Ao fim, Putin, em tom de provocação leve, sugeriu um próximo encontro em Moscou, ao que Trump respondeu, com um aceno, que “poderia ver isso acontecendo”. Mais cedo, ambos embarcaram na “Besta”, o carro presidencial americano, sem intérpretes, alimentando especulações sobre conversas fora das câmeras.
Trump, de volta ao Salão Oval com seu “América Primeiro”, busca aliviar o fardo financeiro dos bilhões em ajuda à Ucrânia, priorizando muros ou tarifas contra a China. Seus interesses incluem estabilidade energética, com o Alasca como hub de gás, e uma vitória diplomática contra rivais democratas. Putin almeja alívio das sanções que asfixiam Moscou, reconhecimento tácito da anexação da Crimeia e Donbass, e espaço para reconstruir influência no Leste Europeu.
Os prós da cúpula? Um possível cessar-fogo, poupando vidas e estabilizando mercados de grãos e energia. Trump argumenta que negociações diretas cortam o nó górdio – alusão à lenda de Alexandre, o Grande, que, diante de um nó impossível, o partiu com sua espada.
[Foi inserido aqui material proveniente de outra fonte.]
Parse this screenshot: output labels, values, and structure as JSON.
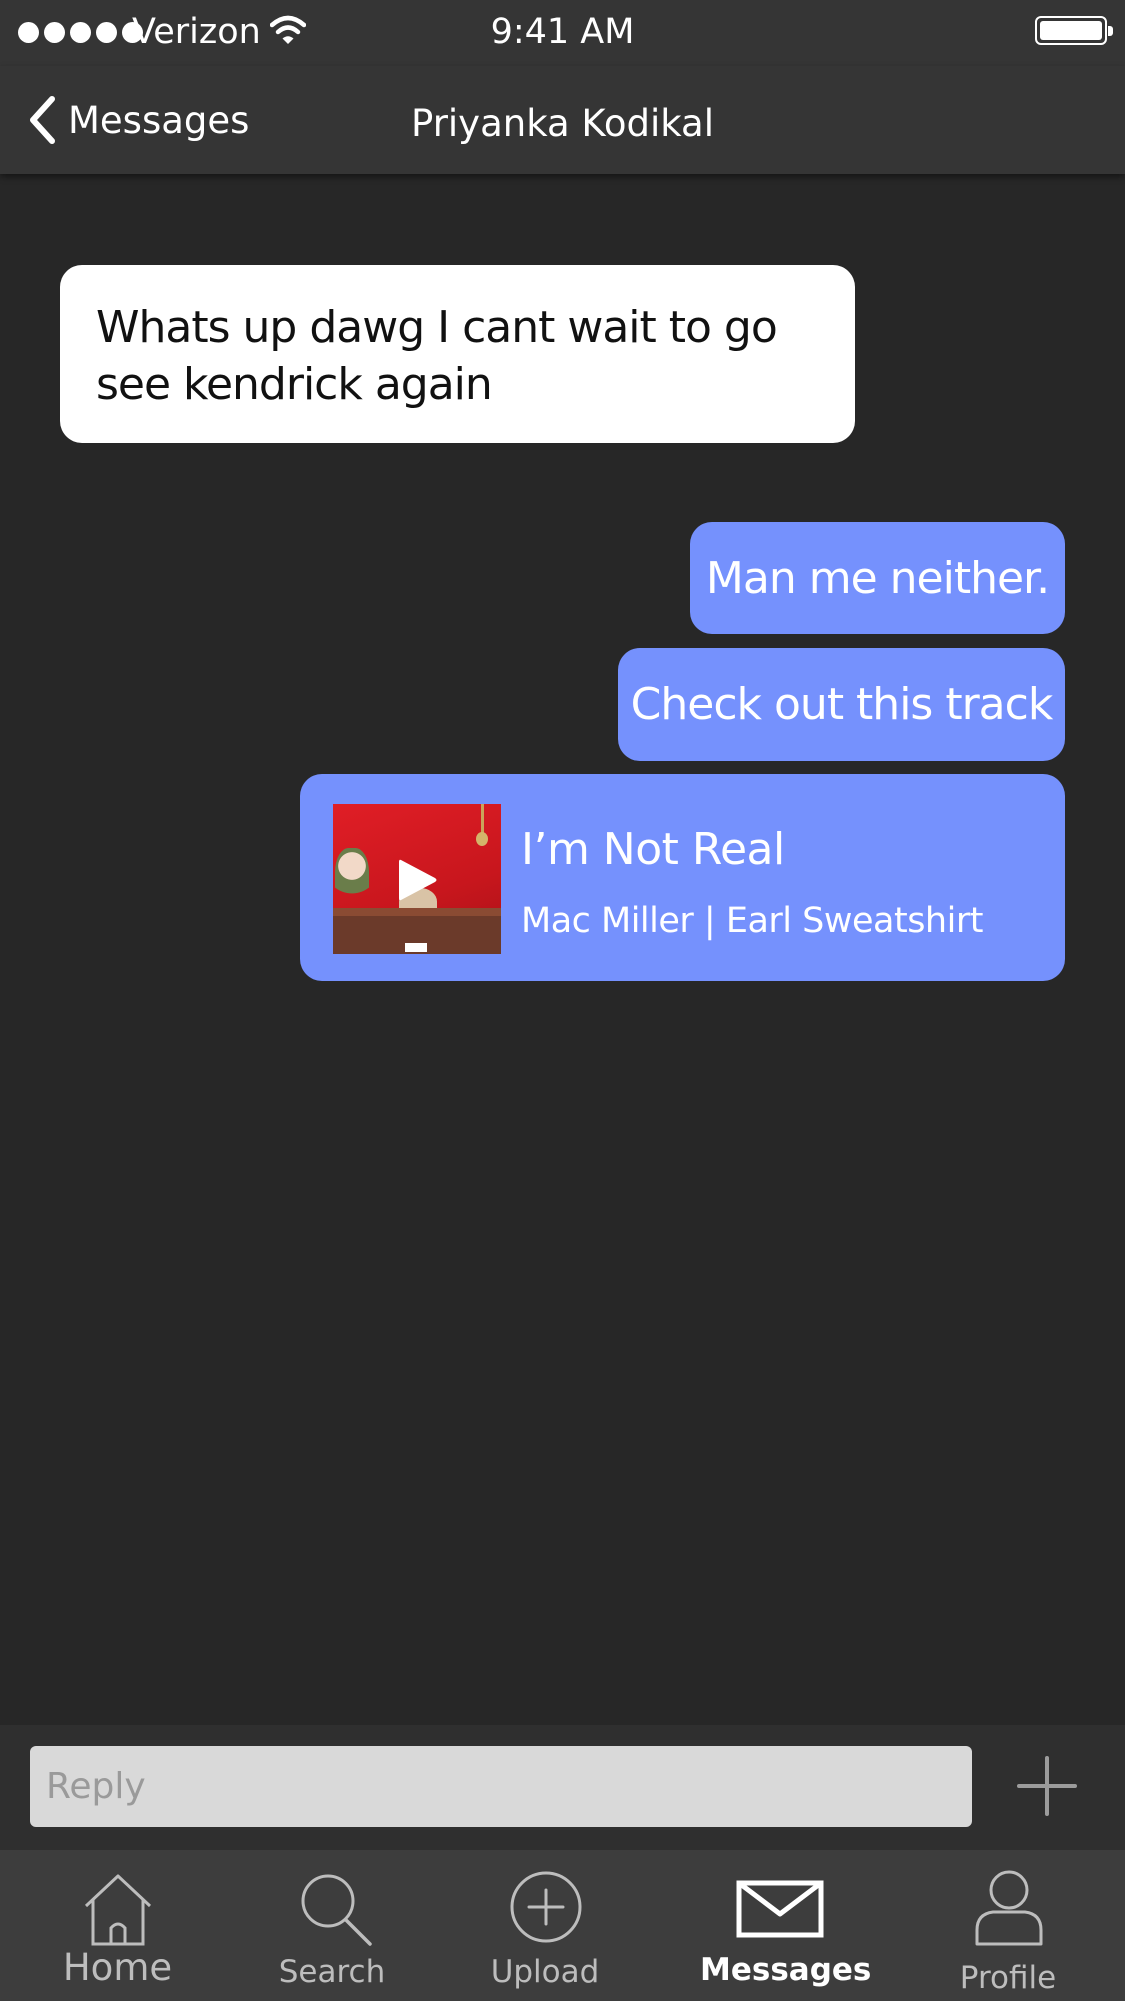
{
  "status_bar": {
    "carrier": "Verizon",
    "time": "9:41 AM",
    "icons": [
      "signal-dots-icon",
      "wifi-icon",
      "battery-icon"
    ]
  },
  "nav": {
    "back_label": "Messages",
    "title": "Priyanka Kodikal"
  },
  "messages": [
    {
      "direction": "incoming",
      "text": "Whats up dawg I cant wait to go see kendrick again"
    },
    {
      "direction": "outgoing",
      "text": "Man me neither."
    },
    {
      "direction": "outgoing",
      "text": "Check out this track"
    }
  ],
  "track": {
    "title": "I’m Not Real",
    "artists": "Mac Miller | Earl Sweatshirt",
    "icon": "play-icon"
  },
  "reply": {
    "placeholder": "Reply",
    "add_icon": "plus-icon"
  },
  "tabs": [
    {
      "label": "Home",
      "icon": "home-icon",
      "active": false
    },
    {
      "label": "Search",
      "icon": "search-icon",
      "active": false
    },
    {
      "label": "Upload",
      "icon": "upload-icon",
      "active": false
    },
    {
      "label": "Messages",
      "icon": "envelope-icon",
      "active": true
    },
    {
      "label": "Profile",
      "icon": "profile-icon",
      "active": false
    }
  ],
  "colors": {
    "background": "#272727",
    "bar": "#353535",
    "outgoing_bubble": "#7591fd",
    "incoming_bubble": "#ffffff",
    "tab_bar": "#3d3d3d"
  }
}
Putin ganha legitimidade, posando como pacificador.
Mas os contras pesam como icebergs: traição aos aliados da OTAN, que veem na ausência europeia um isolamento deliberado. A União Europeia, fragmentada por populismos, assiste de longe, com Macron e Scholz murmurando sobre “unilateralismo americano”. A Ucrânia, principal interessada, clama por inclusão. Zelensky teme que sua soberania e reparações sejam barganhadas, ecoando Yalta em 1945.
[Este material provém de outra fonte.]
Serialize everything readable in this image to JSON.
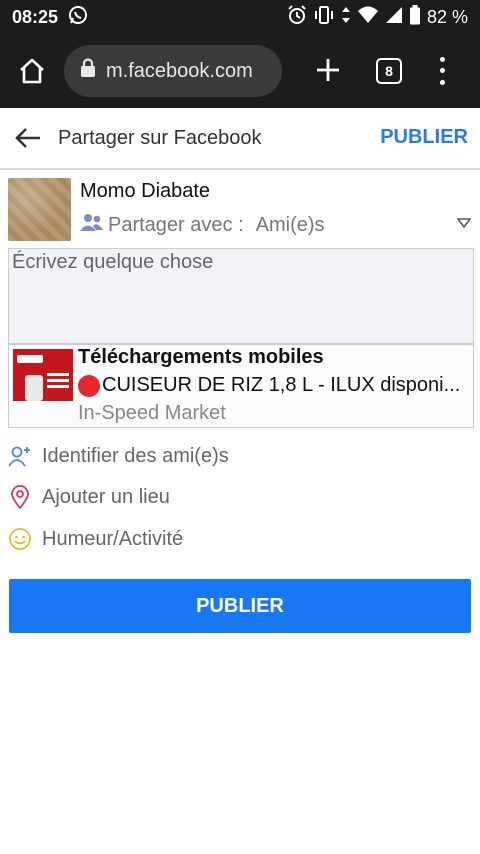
{
  "status_bar": {
    "time": "08:25",
    "battery": "82 %",
    "icons": [
      "whatsapp-icon",
      "alarm-icon",
      "vibrate-icon",
      "data-arrows-icon",
      "wifi-icon",
      "signal-icon",
      "battery-icon"
    ]
  },
  "browser": {
    "url": "m.facebook.com",
    "tab_count": "8"
  },
  "header": {
    "title": "Partager sur Facebook",
    "publish_label": "PUBLIER"
  },
  "user": {
    "name": "Momo Diabate",
    "share_label": "Partager avec :",
    "share_value": "Ami(e)s"
  },
  "composer": {
    "placeholder": "Écrivez quelque chose"
  },
  "link_card": {
    "title": "Téléchargements mobiles",
    "description": "CUISEUR DE RIZ 1,8 L - ILUX disponi...",
    "source": "In-Speed Market"
  },
  "options": [
    {
      "label": "Identifier des ami(e)s",
      "icon": "tag-friend-icon"
    },
    {
      "label": "Ajouter un lieu",
      "icon": "location-pin-icon"
    },
    {
      "label": "Humeur/Activité",
      "icon": "smiley-icon"
    }
  ],
  "main_button": {
    "label": "PUBLIER"
  },
  "colors": {
    "accent": "#1877f2",
    "header_link": "#2a7be4",
    "browser_bar": "#1c1c1c"
  }
}
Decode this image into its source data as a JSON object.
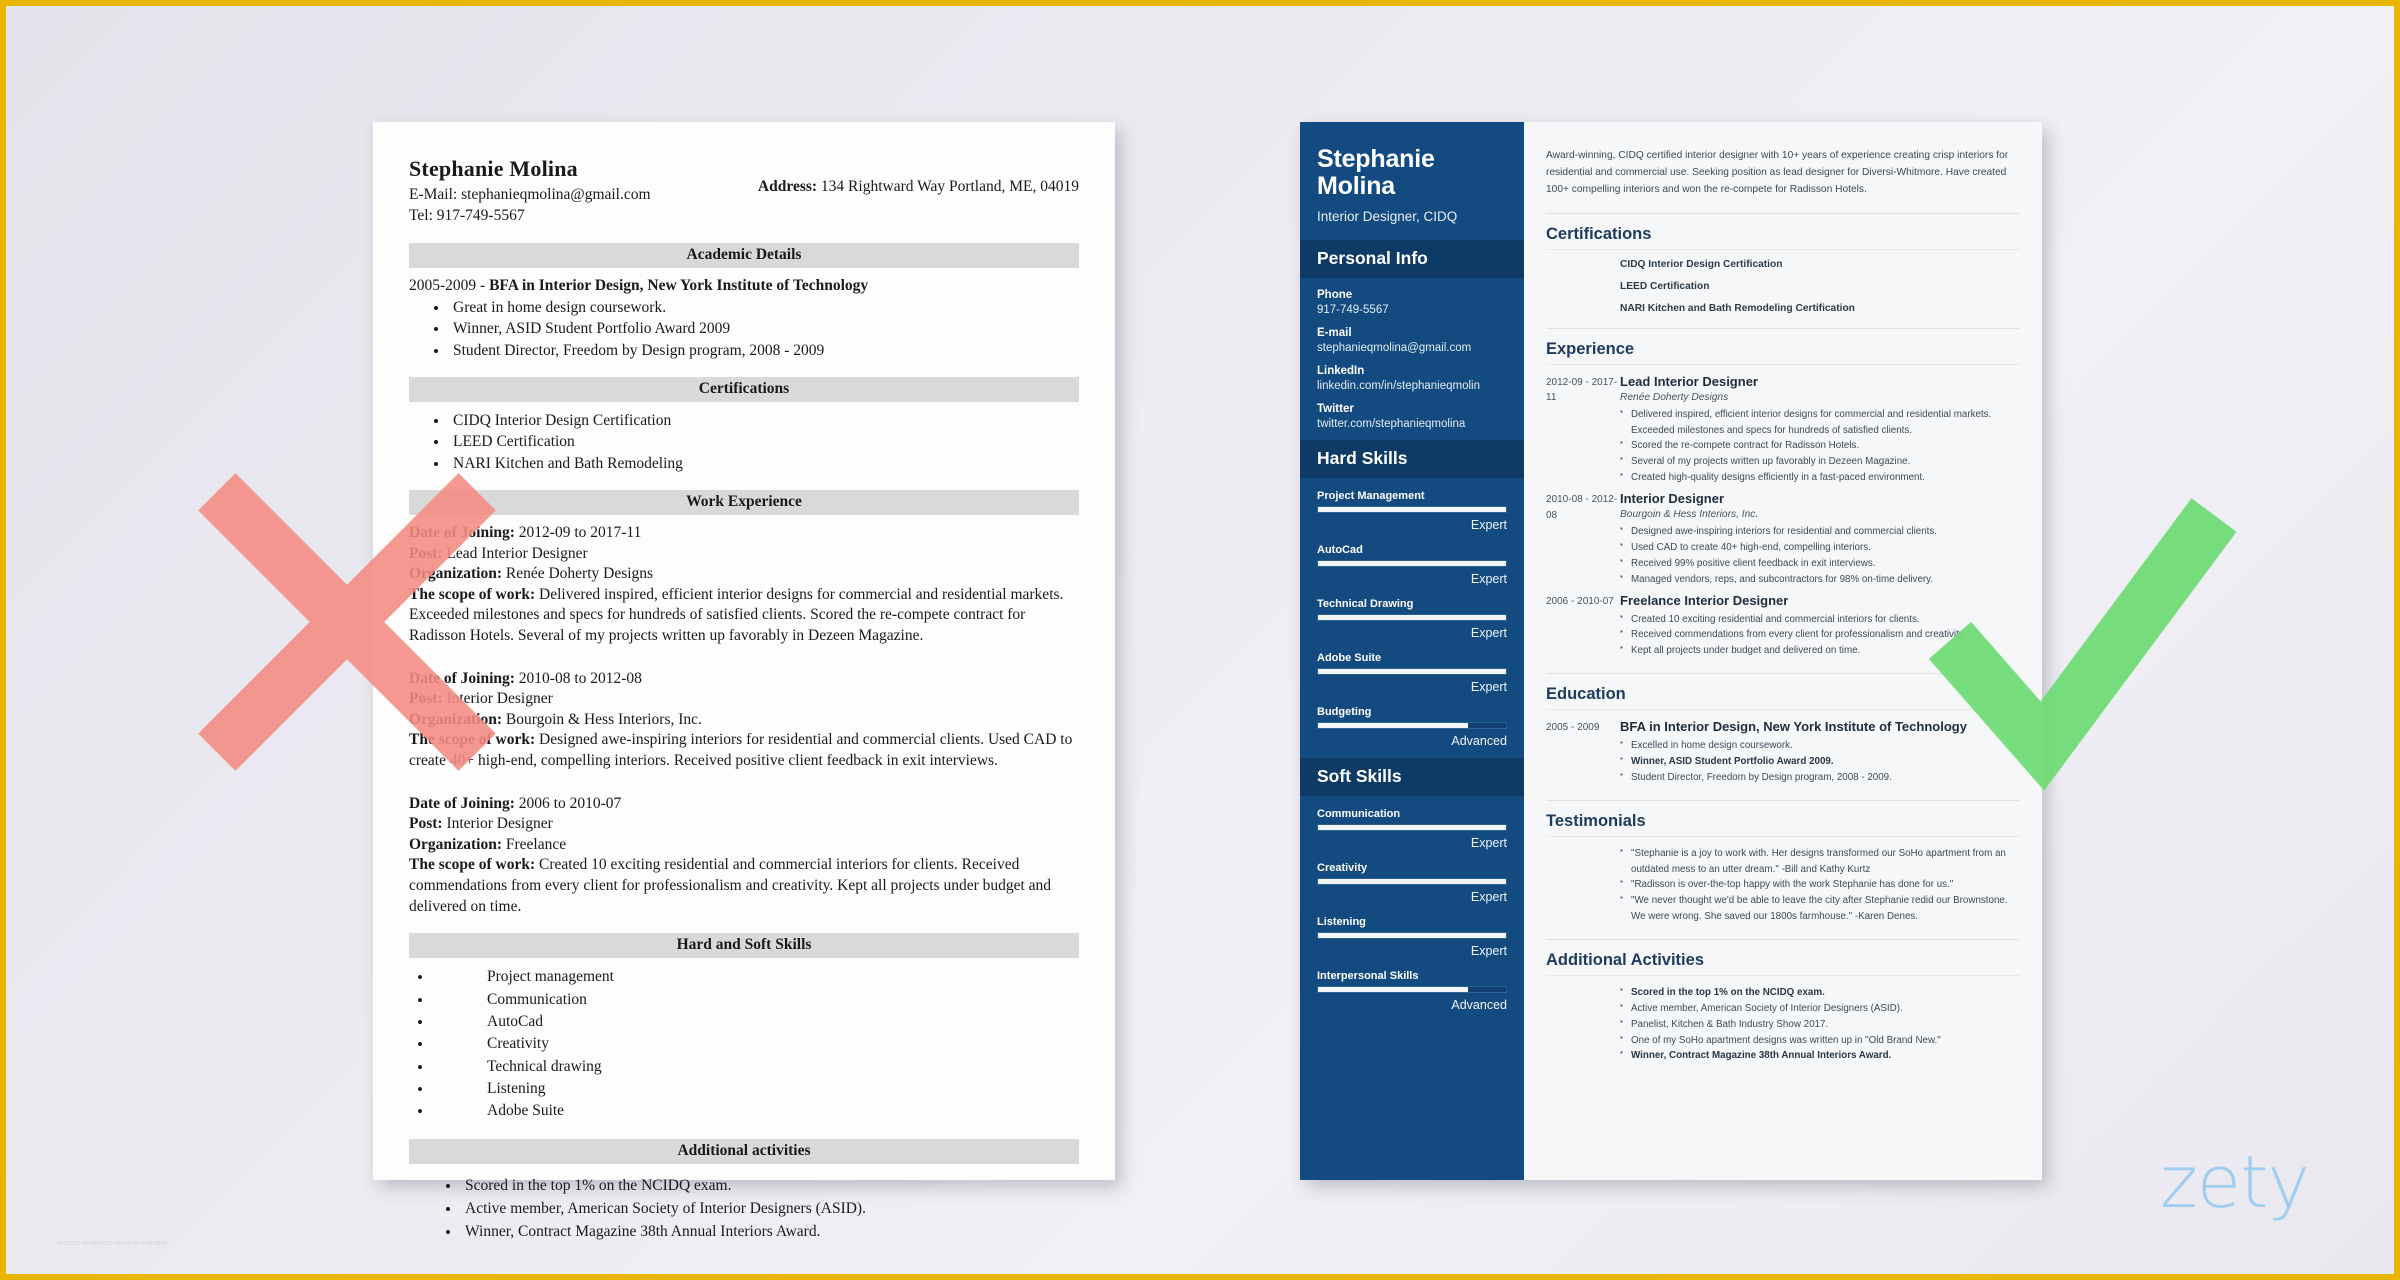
{
  "overlay": {
    "zety_logo": "zety",
    "watermark": "resume-templates-resume-example",
    "x_mark_color": "#f58b84",
    "check_mark_color": "#6ddb72",
    "frame_color": "#e8b600"
  },
  "traditional_resume": {
    "name": "Stephanie Molina",
    "email_line": "E-Mail: stephanieqmolina@gmail.com",
    "tel_line": "Tel: 917-749-5567",
    "address_label": "Address:",
    "address_value": "134 Rightward Way Portland, ME, 04019",
    "sections": {
      "academic": {
        "heading": "Academic Details",
        "degree_years": "2005-2009 - ",
        "degree": "BFA in Interior Design, New York Institute of Technology",
        "bullets": [
          "Great in home design coursework.",
          "Winner, ASID Student Portfolio Award 2009",
          "Student Director, Freedom by Design program, 2008 - 2009"
        ]
      },
      "certifications": {
        "heading": "Certifications",
        "bullets": [
          "CIDQ Interior Design Certification",
          "LEED Certification",
          "NARI Kitchen and Bath Remodeling"
        ]
      },
      "work_experience": {
        "heading": "Work Experience",
        "jobs": [
          {
            "date_label": "Date of Joining:",
            "date_value": " 2012-09 to 2017-11",
            "post_label": "Post:",
            "post_value": " Lead Interior Designer",
            "org_label": "Organization:",
            "org_value": " Renée Doherty Designs",
            "scope_label": "The scope of work:",
            "scope_value": " Delivered inspired, efficient interior designs for commercial and residential markets. Exceeded milestones and specs for hundreds of satisfied clients. Scored the re-compete contract for Radisson Hotels. Several of my projects written up favorably in Dezeen Magazine."
          },
          {
            "date_label": "Date of Joining:",
            "date_value": " 2010-08 to 2012-08",
            "post_label": "Post:",
            "post_value": " Interior Designer",
            "org_label": "Organization:",
            "org_value": " Bourgoin & Hess Interiors, Inc.",
            "scope_label": "The scope of work:",
            "scope_value": " Designed awe-inspiring interiors for residential and commercial clients. Used CAD to create 40+ high-end, compelling interiors. Received positive client feedback in exit interviews."
          },
          {
            "date_label": "Date of Joining:",
            "date_value": " 2006 to 2010-07",
            "post_label": "Post:",
            "post_value": " Interior Designer",
            "org_label": "Organization:",
            "org_value": " Freelance",
            "scope_label": "The scope of work:",
            "scope_value": " Created 10 exciting residential and commercial interiors for clients. Received commendations from every client for professionalism and creativity. Kept all projects under budget and delivered on time."
          }
        ]
      },
      "skills": {
        "heading": "Hard and Soft Skills",
        "items": [
          "Project management",
          "Communication",
          "AutoCad",
          "Creativity",
          "Technical drawing",
          "Listening",
          "Adobe Suite"
        ]
      },
      "additional": {
        "heading": "Additional activities",
        "bullets": [
          "Scored in the top 1% on the NCIDQ exam.",
          "Active member, American Society of Interior Designers (ASID).",
          "Winner, Contract Magazine 38th Annual Interiors Award."
        ]
      }
    }
  },
  "modern_resume": {
    "sidebar": {
      "name": "Stephanie Molina",
      "job_title": "Interior Designer, CIDQ",
      "personal_info_heading": "Personal Info",
      "contacts": [
        {
          "label": "Phone",
          "value": "917-749-5567"
        },
        {
          "label": "E-mail",
          "value": "stephanieqmolina@gmail.com"
        },
        {
          "label": "LinkedIn",
          "value": "linkedin.com/in/stephanieqmolin"
        },
        {
          "label": "Twitter",
          "value": "twitter.com/stephanieqmolina"
        }
      ],
      "hard_skills_heading": "Hard Skills",
      "hard_skills": [
        {
          "name": "Project Management",
          "level": "Expert",
          "percent": 100
        },
        {
          "name": "AutoCad",
          "level": "Expert",
          "percent": 100
        },
        {
          "name": "Technical Drawing",
          "level": "Expert",
          "percent": 100
        },
        {
          "name": "Adobe Suite",
          "level": "Expert",
          "percent": 100
        },
        {
          "name": "Budgeting",
          "level": "Advanced",
          "percent": 80
        }
      ],
      "soft_skills_heading": "Soft Skills",
      "soft_skills": [
        {
          "name": "Communication",
          "level": "Expert",
          "percent": 100
        },
        {
          "name": "Creativity",
          "level": "Expert",
          "percent": 100
        },
        {
          "name": "Listening",
          "level": "Expert",
          "percent": 100
        },
        {
          "name": "Interpersonal Skills",
          "level": "Advanced",
          "percent": 80
        }
      ]
    },
    "main": {
      "summary": "Award-winning, CIDQ certified interior designer with 10+ years of experience creating crisp interiors for residential and commercial use. Seeking position as lead designer for Diversi-Whitmore. Have created 100+ compelling interiors and won the re-compete for Radisson Hotels.",
      "certifications_heading": "Certifications",
      "certifications": [
        "CIDQ Interior Design Certification",
        "LEED Certification",
        "NARI Kitchen and Bath Remodeling Certification"
      ],
      "experience_heading": "Experience",
      "experience": [
        {
          "date": "2012-09 - 2017-11",
          "role": "Lead Interior Designer",
          "org": "Renée Doherty Designs",
          "bullets": [
            "Delivered inspired, efficient interior designs for commercial and residential markets. Exceeded milestones and specs for hundreds of satisfied clients.",
            "Scored the re-compete contract for Radisson Hotels.",
            "Several of my projects written up favorably in Dezeen Magazine.",
            "Created high-quality designs efficiently in a fast-paced environment."
          ]
        },
        {
          "date": "2010-08 - 2012-08",
          "role": "Interior Designer",
          "org": "Bourgoin & Hess Interiors, Inc.",
          "bullets": [
            "Designed awe-inspiring interiors for residential and commercial clients.",
            "Used CAD to create 40+ high-end, compelling interiors.",
            "Received 99% positive client feedback in exit interviews.",
            "Managed vendors, reps, and subcontractors for 98% on-time delivery."
          ]
        },
        {
          "date": "2006 - 2010-07",
          "role": "Freelance Interior Designer",
          "org": "",
          "bullets": [
            "Created 10 exciting residential and commercial interiors for clients.",
            "Received commendations from every client for professionalism and creativity.",
            "Kept all projects under budget and delivered on time."
          ]
        }
      ],
      "education_heading": "Education",
      "education": [
        {
          "date": "2005 - 2009",
          "degree": "BFA in Interior Design, New York Institute of Technology",
          "bullets": [
            {
              "text": "Excelled in home design coursework.",
              "bold": false
            },
            {
              "text": "Winner, ASID Student Portfolio Award 2009.",
              "bold": true
            },
            {
              "text": "Student Director, Freedom by Design program, 2008 - 2009.",
              "bold": false
            }
          ]
        }
      ],
      "testimonials_heading": "Testimonials",
      "testimonials": [
        "\"Stephanie is a joy to work with. Her designs transformed our SoHo apartment from an outdated mess to an utter dream.\" -Bill and Kathy Kurtz",
        "\"Radisson is over-the-top happy with the work Stephanie has done for us.\"",
        "\"We never thought we'd be able to leave the city after Stephanie redid our Brownstone. We were wrong. She saved our 1800s farmhouse.\" -Karen Denes."
      ],
      "additional_heading": "Additional Activities",
      "additional": [
        {
          "text": "Scored in the top 1% on the NCIDQ exam.",
          "bold": true
        },
        {
          "text": "Active member, American Society of Interior Designers (ASID).",
          "bold": false
        },
        {
          "text": "Panelist, Kitchen & Bath Industry Show 2017.",
          "bold": false
        },
        {
          "text": "One of my SoHo apartment designs was written up in \"Old Brand New.\"",
          "bold": false
        },
        {
          "text": "Winner, Contract Magazine 38th Annual Interiors Award.",
          "bold": true
        }
      ]
    }
  }
}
Nessa dança de poderosos no Alasca, a história ri por último: Uma terra vendida por tostões hospeda barganhas que podem redefinir mapas. Resta saber se o degelo diplomático apazigua o conflito ou apenas posterga o longo inverno da Ucrânia.
* Este é um artigo de opinião, de responsabilidade do autor, e não reflete a opinião do Brasil 247.